Hawzah News Agency (North Carolina, US) – Muslims, Christians, and Jews across North Carolina gathered at the Islamic Association of Raleigh on Saturday, March 2, to pack thousands of pounds of donated food in the fifth anniversary of the three Muslim students who were killed in 2015.
“All over the USA there was a large, national urge to do something to honor my brother Deah Barakat in addition to Yusor Abu-Salha and Razan Abu-Salha,” said Farris Barakat.
“An urge of that was the first Interfaith Food Drive which was held a month after the attack and collected enough to provide 21,000 meals to the Food Bank of Central and Eastern North Carolina.”
Deah Shaddy Barakat, 23 his wife Yusor Mohammad Abu-Salha, 21 and her sister Razan Mohammad Abu-Salha, 19, were fatally shot Feb. 10, 2015, at the couple’s condominium in Chapel Hill.
Saturday’s food drive brought in enough donations for 67,000 meals, breaking last year’s record by more than 10,000.
“The sense of unity and the urgency to want to act that came in the aftermath of the Chapel Hill shootings brought a lot of people together and allowed us to impact many lives. This was one of the ways that we’ve been able to continue to do that,” Farris said.
The latest food drive was hosted by the Light House Project, a nonprofit dedicated to empowering Muslim youth throughout the Triangle region, in collaboration with the North Carolina State College of Design and the School of Dentistry at the University of North Carolina.
Zainab Baloch, a childhood friend of the slain students, looks at the charity event as a way to continue their legacy rather than simply remember them; “we choose to express our pain through service.”
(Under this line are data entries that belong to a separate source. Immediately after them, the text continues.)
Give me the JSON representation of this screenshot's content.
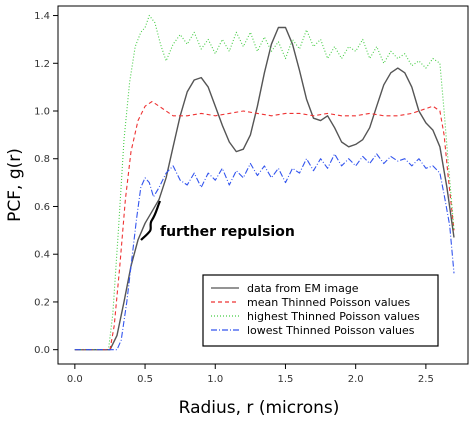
{
  "chart_data": {
    "type": "line",
    "xlabel": "Radius, r (microns)",
    "ylabel": "PCF, g(r)",
    "xlim": [
      -0.12,
      2.8
    ],
    "ylim": [
      -0.06,
      1.44
    ],
    "xticks": [
      0.0,
      0.5,
      1.0,
      1.5,
      2.0,
      2.5
    ],
    "xtick_labels": [
      "0.0",
      "0.5",
      "1.0",
      "1.5",
      "2.0",
      "2.5"
    ],
    "yticks": [
      0.0,
      0.2,
      0.4,
      0.6,
      0.8,
      1.0,
      1.2,
      1.4
    ],
    "ytick_labels": [
      "0.0",
      "0.2",
      "0.4",
      "0.6",
      "0.8",
      "1.0",
      "1.2",
      "1.4"
    ],
    "grid": false,
    "legend_position": "bottom-right",
    "annotation": {
      "text": "further repulsion",
      "x": 0.63,
      "y": 0.43
    },
    "series": [
      {
        "name": "data from EM image",
        "color": "#555555",
        "style": "solid",
        "points": [
          [
            0.0,
            0.0
          ],
          [
            0.25,
            0.0
          ],
          [
            0.3,
            0.06
          ],
          [
            0.35,
            0.2
          ],
          [
            0.4,
            0.35
          ],
          [
            0.45,
            0.46
          ],
          [
            0.5,
            0.53
          ],
          [
            0.55,
            0.58
          ],
          [
            0.6,
            0.63
          ],
          [
            0.65,
            0.72
          ],
          [
            0.7,
            0.85
          ],
          [
            0.75,
            0.98
          ],
          [
            0.8,
            1.08
          ],
          [
            0.85,
            1.13
          ],
          [
            0.9,
            1.14
          ],
          [
            0.95,
            1.1
          ],
          [
            1.0,
            1.02
          ],
          [
            1.05,
            0.94
          ],
          [
            1.1,
            0.87
          ],
          [
            1.15,
            0.83
          ],
          [
            1.2,
            0.84
          ],
          [
            1.25,
            0.9
          ],
          [
            1.3,
            1.02
          ],
          [
            1.35,
            1.16
          ],
          [
            1.4,
            1.28
          ],
          [
            1.45,
            1.35
          ],
          [
            1.5,
            1.35
          ],
          [
            1.55,
            1.28
          ],
          [
            1.6,
            1.17
          ],
          [
            1.65,
            1.05
          ],
          [
            1.7,
            0.97
          ],
          [
            1.75,
            0.96
          ],
          [
            1.8,
            0.98
          ],
          [
            1.85,
            0.93
          ],
          [
            1.9,
            0.87
          ],
          [
            1.95,
            0.85
          ],
          [
            2.0,
            0.86
          ],
          [
            2.05,
            0.88
          ],
          [
            2.1,
            0.93
          ],
          [
            2.15,
            1.02
          ],
          [
            2.2,
            1.11
          ],
          [
            2.25,
            1.16
          ],
          [
            2.3,
            1.18
          ],
          [
            2.35,
            1.16
          ],
          [
            2.4,
            1.1
          ],
          [
            2.45,
            1.0
          ],
          [
            2.5,
            0.95
          ],
          [
            2.55,
            0.92
          ],
          [
            2.6,
            0.85
          ],
          [
            2.65,
            0.68
          ],
          [
            2.7,
            0.47
          ]
        ]
      },
      {
        "name": "mean Thinned Poisson values",
        "color": "#ee3333",
        "style": "dashed",
        "points": [
          [
            0.0,
            0.0
          ],
          [
            0.25,
            0.0
          ],
          [
            0.28,
            0.1
          ],
          [
            0.32,
            0.35
          ],
          [
            0.36,
            0.63
          ],
          [
            0.4,
            0.83
          ],
          [
            0.45,
            0.96
          ],
          [
            0.5,
            1.02
          ],
          [
            0.55,
            1.04
          ],
          [
            0.6,
            1.02
          ],
          [
            0.65,
            1.0
          ],
          [
            0.7,
            0.98
          ],
          [
            0.8,
            0.98
          ],
          [
            0.9,
            0.99
          ],
          [
            1.0,
            0.98
          ],
          [
            1.1,
            0.99
          ],
          [
            1.2,
            1.0
          ],
          [
            1.3,
            0.99
          ],
          [
            1.4,
            0.98
          ],
          [
            1.5,
            0.99
          ],
          [
            1.6,
            0.99
          ],
          [
            1.7,
            0.98
          ],
          [
            1.8,
            0.99
          ],
          [
            1.9,
            0.98
          ],
          [
            2.0,
            0.98
          ],
          [
            2.1,
            0.99
          ],
          [
            2.2,
            0.98
          ],
          [
            2.3,
            0.98
          ],
          [
            2.4,
            0.99
          ],
          [
            2.5,
            1.01
          ],
          [
            2.55,
            1.02
          ],
          [
            2.6,
            1.0
          ],
          [
            2.63,
            0.9
          ],
          [
            2.66,
            0.72
          ],
          [
            2.7,
            0.5
          ]
        ]
      },
      {
        "name": "highest Thinned Poisson values",
        "color": "#44cc44",
        "style": "dotted",
        "points": [
          [
            0.0,
            0.0
          ],
          [
            0.24,
            0.0
          ],
          [
            0.27,
            0.15
          ],
          [
            0.31,
            0.5
          ],
          [
            0.35,
            0.88
          ],
          [
            0.39,
            1.12
          ],
          [
            0.43,
            1.27
          ],
          [
            0.47,
            1.33
          ],
          [
            0.5,
            1.35
          ],
          [
            0.53,
            1.4
          ],
          [
            0.57,
            1.37
          ],
          [
            0.61,
            1.28
          ],
          [
            0.65,
            1.21
          ],
          [
            0.7,
            1.28
          ],
          [
            0.75,
            1.32
          ],
          [
            0.8,
            1.28
          ],
          [
            0.85,
            1.33
          ],
          [
            0.9,
            1.26
          ],
          [
            0.95,
            1.3
          ],
          [
            1.0,
            1.24
          ],
          [
            1.05,
            1.3
          ],
          [
            1.1,
            1.25
          ],
          [
            1.15,
            1.33
          ],
          [
            1.2,
            1.27
          ],
          [
            1.25,
            1.33
          ],
          [
            1.3,
            1.25
          ],
          [
            1.35,
            1.31
          ],
          [
            1.4,
            1.25
          ],
          [
            1.45,
            1.29
          ],
          [
            1.5,
            1.22
          ],
          [
            1.55,
            1.3
          ],
          [
            1.6,
            1.26
          ],
          [
            1.65,
            1.34
          ],
          [
            1.7,
            1.27
          ],
          [
            1.75,
            1.3
          ],
          [
            1.8,
            1.22
          ],
          [
            1.85,
            1.27
          ],
          [
            1.9,
            1.22
          ],
          [
            1.95,
            1.27
          ],
          [
            2.0,
            1.25
          ],
          [
            2.05,
            1.3
          ],
          [
            2.1,
            1.22
          ],
          [
            2.15,
            1.27
          ],
          [
            2.2,
            1.2
          ],
          [
            2.25,
            1.25
          ],
          [
            2.3,
            1.22
          ],
          [
            2.35,
            1.24
          ],
          [
            2.4,
            1.19
          ],
          [
            2.45,
            1.21
          ],
          [
            2.5,
            1.18
          ],
          [
            2.55,
            1.22
          ],
          [
            2.6,
            1.2
          ],
          [
            2.63,
            1.0
          ],
          [
            2.66,
            0.78
          ],
          [
            2.7,
            0.5
          ]
        ]
      },
      {
        "name": "lowest Thinned Poisson values",
        "color": "#3355ee",
        "style": "dashdot",
        "points": [
          [
            0.0,
            0.0
          ],
          [
            0.3,
            0.0
          ],
          [
            0.33,
            0.04
          ],
          [
            0.37,
            0.2
          ],
          [
            0.41,
            0.4
          ],
          [
            0.44,
            0.55
          ],
          [
            0.47,
            0.68
          ],
          [
            0.5,
            0.72
          ],
          [
            0.53,
            0.7
          ],
          [
            0.56,
            0.64
          ],
          [
            0.6,
            0.68
          ],
          [
            0.65,
            0.74
          ],
          [
            0.7,
            0.77
          ],
          [
            0.75,
            0.71
          ],
          [
            0.8,
            0.69
          ],
          [
            0.85,
            0.74
          ],
          [
            0.9,
            0.68
          ],
          [
            0.95,
            0.74
          ],
          [
            1.0,
            0.71
          ],
          [
            1.05,
            0.76
          ],
          [
            1.1,
            0.69
          ],
          [
            1.15,
            0.75
          ],
          [
            1.2,
            0.72
          ],
          [
            1.25,
            0.78
          ],
          [
            1.3,
            0.73
          ],
          [
            1.35,
            0.77
          ],
          [
            1.4,
            0.72
          ],
          [
            1.45,
            0.76
          ],
          [
            1.5,
            0.7
          ],
          [
            1.55,
            0.76
          ],
          [
            1.6,
            0.74
          ],
          [
            1.65,
            0.8
          ],
          [
            1.7,
            0.75
          ],
          [
            1.75,
            0.8
          ],
          [
            1.8,
            0.76
          ],
          [
            1.85,
            0.82
          ],
          [
            1.9,
            0.77
          ],
          [
            1.95,
            0.8
          ],
          [
            2.0,
            0.77
          ],
          [
            2.05,
            0.81
          ],
          [
            2.1,
            0.78
          ],
          [
            2.15,
            0.82
          ],
          [
            2.2,
            0.78
          ],
          [
            2.25,
            0.81
          ],
          [
            2.3,
            0.79
          ],
          [
            2.35,
            0.8
          ],
          [
            2.4,
            0.77
          ],
          [
            2.45,
            0.8
          ],
          [
            2.5,
            0.76
          ],
          [
            2.55,
            0.77
          ],
          [
            2.6,
            0.74
          ],
          [
            2.63,
            0.65
          ],
          [
            2.67,
            0.52
          ],
          [
            2.7,
            0.32
          ]
        ]
      }
    ]
  }
}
Sorrowfully, Chris Hicks, a neighbor of Deah, is accused of the killing but the case hasn’t yet gone to trial.
“The next person who thinks about doing something like this should know punishment awaits them,” Farris expressed in grief.
“Deah was studying at the UNC School of Dentistry, where his wife Yusor was about to start classes. Yusor’s sister Razan studied at the College of Design. But none of them let their busy schedules get in the way of intentionally serving the Triangle community,” said Shadi Sadi, a friend to all three.
Over the past years, the family has been working to keep the victims’ legacy alive.
Since their deaths, the Our Three Winners Foundation was established by family members of the victims.
It aims to end hate crimes “through a preventive, rather than reactive approach.”
Also in the wake of their deaths, Deah’s brother Farris Barakat opened a youth group home in downtown Raleigh called “The Light House Project.”
The Light House Project looks to end Islamaphobia and promote understanding.